ScS has said its financial health “has never been as strong”, following a year which saw both its profits and sales rise.
The furniture and flooring retailer reported a 4.6% uptick in underlying operating profit to £14.3m in its preliminary results for the 52 weeks ending July 27, 2019.
The retailer saw underlying EBITDA improve to £19.7m, while operating profit from continuing operations also inched up to £13.9m, from £13.7m the previous year.
Gross sales improved by £5.8m to £333.3m, while revenue saw a £4.6m increase to £317.4m.
The retailer also hailed “strong” like-for-like order growth of 4.2%, and a 21.7% increase in online sales to £16.8m.
ScS boss David Knight said the group’s financial health “has never been as strong” and hailed a year of “good progress” for the retailer.
“I am delighted to report another year of good progress and growth for ScS in our continued effort to ensure we remain Britain’s best value sofa and carpet retailer.

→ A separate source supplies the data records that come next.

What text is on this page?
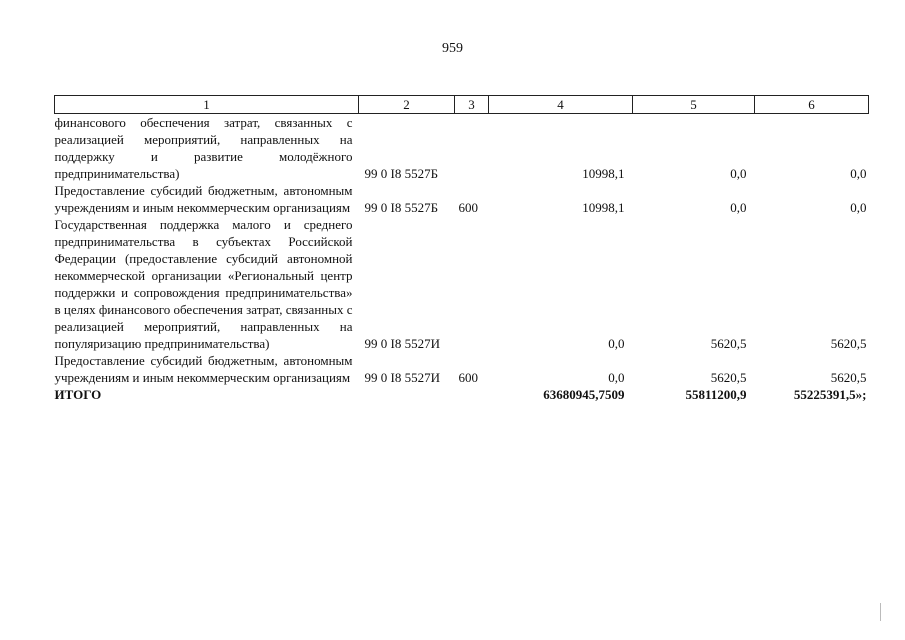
959
1	2	3	4	5	6
финансового обеспечения затрат, связанных с реализацией мероприятий, направленных на поддержку и развитие молодёжного предпринимательства)	99 0 I8 5527Б		10998,1	0,0	0,0
Предоставление субсидий бюджетным, автономным учреждениям и иным некоммерческим организациям	99 0 I8 5527Б	600	10998,1	0,0	0,0
Государственная поддержка малого и среднего предпринимательства в субъектах Российской Федерации (предоставление субсидий автономной некоммерческой организации «Региональный центр поддержки и сопровождения предпринимательства» в целях финансового обеспечения затрат, связанных с реализацией мероприятий, направленных на популяризацию предпринимательства)	99 0 I8 5527И		0,0	5620,5	5620,5
Предоставление субсидий бюджетным, автономным учреждениям и иным некоммерческим организациям	99 0 I8 5527И	600	0,0	5620,5	5620,5
ИТОГО			63680945,7509	55811200,9	55225391,5»;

“The group’s financial health has never been as strong and with our resilient, debt-free balance sheet, we are in a good position to manage the ongoing uncertainty, and furthermore seek opportunities which will add value in the longer term.
“Our strong and clear value offering has proven successful, and we are confident it will continue to appeal to our customers who want to buy great products at the lowest possible price.”
However, much like competitor DFS, ScS warned that it had faced “a more challenging start to” the 2020 financial year, with like-for-like order intake falling 7.6% between July 28 and September 29.
Knight said: “Since the start of the current financial year, trading conditions have been more challenging, with like-for-like order intake falling 7.6% for the period from July 28, 2019 to September 29, 2019.
“This period was impacted by the record temperatures experienced by the UK across the August bank holiday weekend and the increasing political and economic uncertainty we are currently facing in the UK.”